I’m invited into tank rooms to taste the just-crushed juice that tastes like watermelon candy, or a wine halfway through fermentation.


Meanwhile, I’m invited into tank rooms to taste the pre-fermented, just-crushed juice that tastes like watermelon candy, or a wine halfway through fermentation that has gotten all yeasty and hints at blackberry cobbler. And then come back, they urge, to bottle this effervescent pét-nat and taste this field blend rosé made using whole-cluster fermentation. They’re letting me sample their six-year muscat sherry project, which they kept secret from their own winery owner but which will be delicious, you can tell.


But throughout all of my harvestings and crushings and tastings, the one person I haven’t been able to reach is Regan Meador of Southold, who is, naturally, harvesting and crushing, and so I have all but written off the visit as a chimera, destined for another trip. Until it occurs to me on the last day that I can still wind my way to the top of the hill and witness the mythical tasting room, a house on a ridge, on my own.

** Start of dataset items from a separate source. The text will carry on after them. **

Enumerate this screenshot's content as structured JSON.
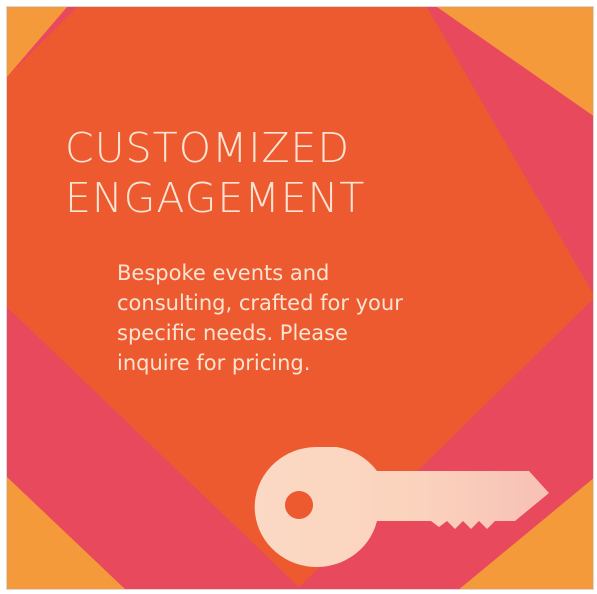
{
  "card": {
    "title_lines": [
      "CUSTOMIZED",
      "ENGAGEMENT"
    ],
    "description_lines": [
      "Bespoke events and",
      "consulting, crafted for your",
      "specific needs. Please",
      "inquire for pricing."
    ],
    "icon": "key-icon",
    "colors": {
      "corner_orange": "#f59a3a",
      "diamond_orange": "#ee5a30",
      "band_pink": "#e8495c",
      "text_cream": "#fbe4d2",
      "key_cream": "#fbd3bd"
    }
  }
}
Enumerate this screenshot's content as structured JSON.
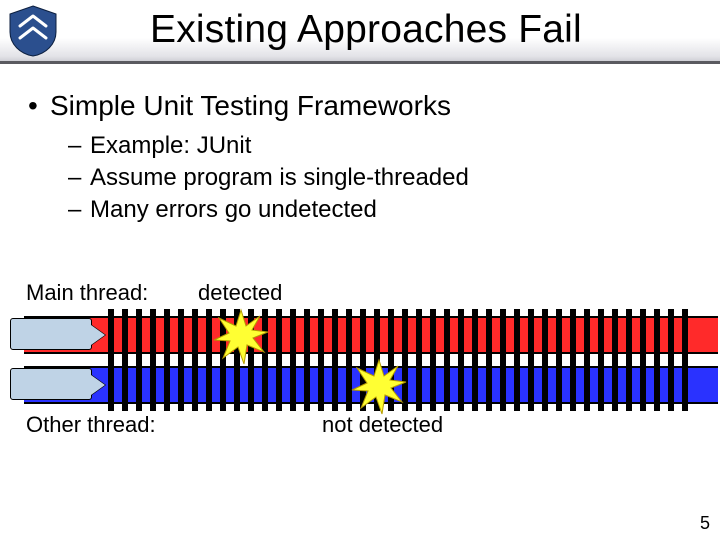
{
  "title": "Existing Approaches Fail",
  "bullets": {
    "l1": "Simple Unit Testing Frameworks",
    "l2": [
      "Example: JUnit",
      "Assume program is single-threaded",
      "Many errors go undetected"
    ]
  },
  "diagram": {
    "main_label": "Main thread:",
    "other_label": "Other thread:",
    "detected_label": "detected",
    "not_detected_label": "not detected"
  },
  "page_number": "5",
  "colors": {
    "main_track": "#ff2a2a",
    "other_track": "#2a32ff",
    "burst_fill": "#ffff33"
  }
}
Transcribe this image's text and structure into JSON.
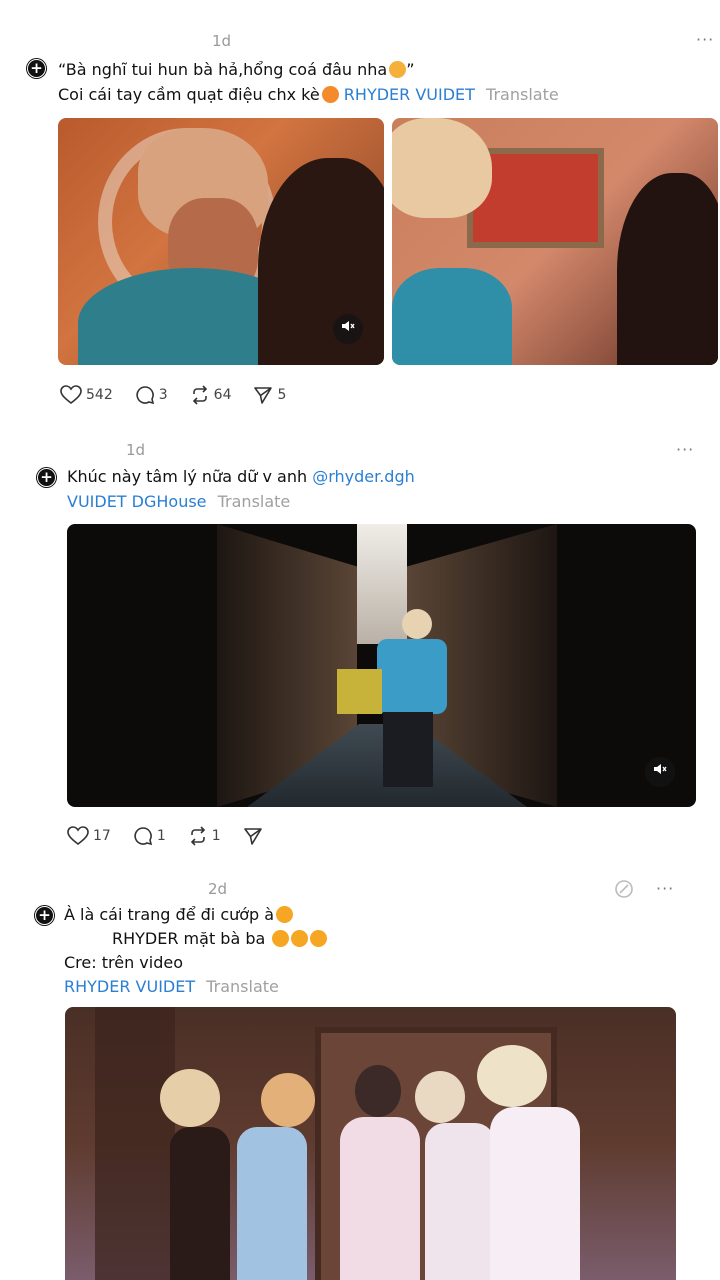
{
  "post1": {
    "time": "1d",
    "line1": "“Bà nghĩ tui hun bà hả,hổng coá đâu nha",
    "line1_end": "”",
    "line2": "Coi cái tay cầm quạt điệu chx kè",
    "tag": "RHYDER VUIDET",
    "translate": "Translate",
    "likes": "542",
    "comments": "3",
    "reposts": "64",
    "shares": "5"
  },
  "post2": {
    "time": "1d",
    "line1": "Khúc này tâm lý nữa dữ v anh",
    "mention": "@rhyder.dgh",
    "tags": "VUIDET DGHouse",
    "translate": "Translate",
    "likes": "17",
    "comments": "1",
    "reposts": "1"
  },
  "post3": {
    "time": "2d",
    "line1": "À là cái trang để đi cướp à",
    "line2": "RHYDER mặt bà ba",
    "line3": "Cre: trên video",
    "tags": "RHYDER VUIDET",
    "translate": "Translate"
  },
  "icons": {
    "more": "more-icon",
    "plus": "follow-plus-icon",
    "mute": "muted-speaker-icon",
    "like": "heart-icon",
    "comment": "comment-icon",
    "repost": "repost-icon",
    "share": "share-icon"
  }
}
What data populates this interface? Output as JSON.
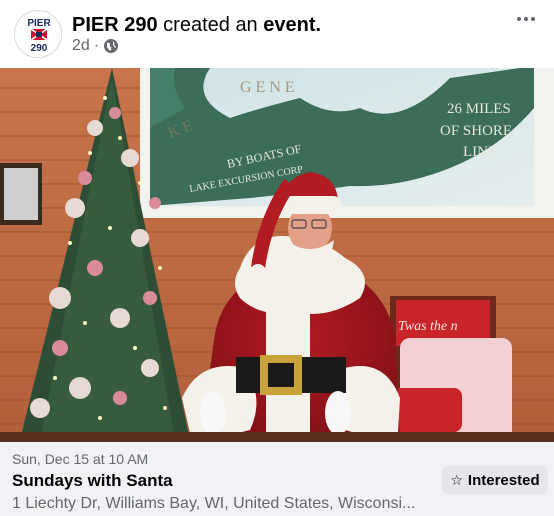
{
  "post": {
    "author": "PIER 290",
    "action": "created an",
    "action_object": "event.",
    "timestamp": "2d",
    "separator": "·",
    "privacy_icon": "globe-icon",
    "menu_icon": "more-dots-icon"
  },
  "avatar": {
    "logo_text_top": "PIER",
    "logo_text_bottom": "290"
  },
  "photo": {
    "sign_text_1": "26 MILES",
    "sign_text_2": "OF SHORE",
    "sign_text_3": "LINE",
    "sign_text_4": "BY BOATS OF",
    "sign_text_5": "LAKE EXCURSION CORP",
    "pillow_text": "Twas the n"
  },
  "event": {
    "date": "Sun, Dec 15 at 10 AM",
    "title": "Sundays with Santa",
    "location": "1 Liechty Dr, Williams Bay, WI, United States, Wisconsi...",
    "interested_label": "Interested",
    "interested_icon": "star-icon"
  },
  "colors": {
    "brand_red": "#c8102e",
    "brand_navy": "#1b2a5c",
    "footer_bg": "#f0f2f5",
    "button_bg": "#e4e6eb",
    "secondary_text": "#65676b"
  }
}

So that’s what I do, squeezing it in before my last winery visits in Driftwood, on the way to Austin and then back up to Dallas. In my haste, I peel out, skidding and fishtailing on loose gravel roads, so that my car will later begin to make a strange flapping sound on the freeway as I head home, taking I-35 at 80 mph from Austin. (I came down Highway 281, obviously, because it’s more beautiful.) I will realize I have torn up the underside of one wheel well as I lie on the asphalt at a gas station, binding it up with cheap plastic twine.


But for now, what opens up before me is a house and a stunning view across two valleys. I am looking south down to the Pedernales River and to the north, through the rootstock vineyard, to its shimmering tributary. Windswept and breathless, I blow in like a tumbleweed only to find that the woman behind the counter, knitting from a skein of heathered gray wool, is the assistant winemaker, Adrienne Ballou, whose résumé I know and have been following.


I am here, at last, and I am completely smitten with this enchanted house upon the hill. The tasting room is an ethereal vision of white, like bleached driftwood, with people nestled in swings on the back porch, sipping from glasses of alicante bouschet, overlooking the valley below.


I take the vision with me. Just as I take the clouds and the limestone bluffs. Just as I take bottles of new varietals and stories of innovative collectives. Just as I take the lowing cattle and the glow-stick-bedecked ravers. Back down the gravel-slicked hill. Back to my pandemic-rocked city.